PHOTOSTORY: Intermediate Photography class wows on tight schedule
On Wednesday, April 9, the intermediate photography class gathered to display their work in the Heimbold Atrium. With God on Our Side presented the work of the 13 student photographers who participated in the yearlong course, taught by Justine Kurland, which is described in the syllabus as “wildly explosive.” The course emphasized “the development of a personal vision,” and the medium-mixing, genre-bending artists did so with grace.

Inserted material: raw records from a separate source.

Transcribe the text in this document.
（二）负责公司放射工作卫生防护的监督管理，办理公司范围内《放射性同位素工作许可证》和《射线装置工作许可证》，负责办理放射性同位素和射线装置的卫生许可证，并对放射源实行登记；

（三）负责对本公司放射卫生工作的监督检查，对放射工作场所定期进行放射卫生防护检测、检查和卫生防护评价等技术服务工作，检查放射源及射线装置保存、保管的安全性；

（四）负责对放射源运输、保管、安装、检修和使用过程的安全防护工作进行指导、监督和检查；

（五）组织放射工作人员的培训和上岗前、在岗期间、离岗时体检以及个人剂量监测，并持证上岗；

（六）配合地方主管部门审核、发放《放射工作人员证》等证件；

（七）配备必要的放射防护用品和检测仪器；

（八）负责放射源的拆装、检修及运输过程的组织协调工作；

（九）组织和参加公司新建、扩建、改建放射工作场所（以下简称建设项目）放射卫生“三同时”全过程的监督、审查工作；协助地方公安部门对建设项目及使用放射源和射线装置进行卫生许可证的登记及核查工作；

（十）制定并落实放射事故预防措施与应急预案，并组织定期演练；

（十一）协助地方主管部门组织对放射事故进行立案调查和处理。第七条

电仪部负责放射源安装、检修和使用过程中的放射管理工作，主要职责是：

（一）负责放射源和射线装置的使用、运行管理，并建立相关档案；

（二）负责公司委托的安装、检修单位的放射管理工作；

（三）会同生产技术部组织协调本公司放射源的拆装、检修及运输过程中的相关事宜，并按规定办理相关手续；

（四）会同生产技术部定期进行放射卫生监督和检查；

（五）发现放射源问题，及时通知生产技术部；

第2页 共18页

Work on display ranged from digital art, in which roses, Kim Kardashian, and silhouettes of female figures were juxtaposed using Photoshop, to collages in which images were sliced and rearranged—a physical dismemberment of the medium of photography—to create a new image. One exhibition sprawled out from underneath the stairs using objects as diverse as a trail of empty envelopes, medical crutches, a jump rope, six lights removed from their fixtures, bricks, and a collection of empty wine bottles. The same artist, Emma Sadowski, laid a small carpet out in the middle of the exhibition space, and attendees were encouraged to walk across it. “I don’t want to step on the art,” one student said before stepping on it to reach another section of the makeshift gallery. The theme of livability was present throughout the exhibition, in Ms. Sadowski’s works as well as in the more traditional photographs, which hung on the walls. Ines Timoney-Gomez’s portraits captured intimate moments of children both staring at the camera and in a state of repose, women holding babies, and family gatherings. Meanwhile, Kiera Castellitto’s photos seemed to linger on familiar faces, anchoring themselves on a moment between two friends in a frozen landscape and revealing a relative in a quietly moving moment.
Despite the comfortable atmosphere that the students created, preparation for the show had been anything but. The show’s date had originally been set for April 16, changing abruptly the weekend before. Students, left with just a few days to work where they had anticipated over a week, pulled long hours in order to arrange their work adequately. "It was totally worth it," Melkorka Tómasdóttir '17, one of the featured students, said. "It was great to see how many people showed up and liked the show, especially since we worked really hard setting up with limited time." Regardless of this drawback, the exhibition was consistently strong, a stunning overview of a talented class.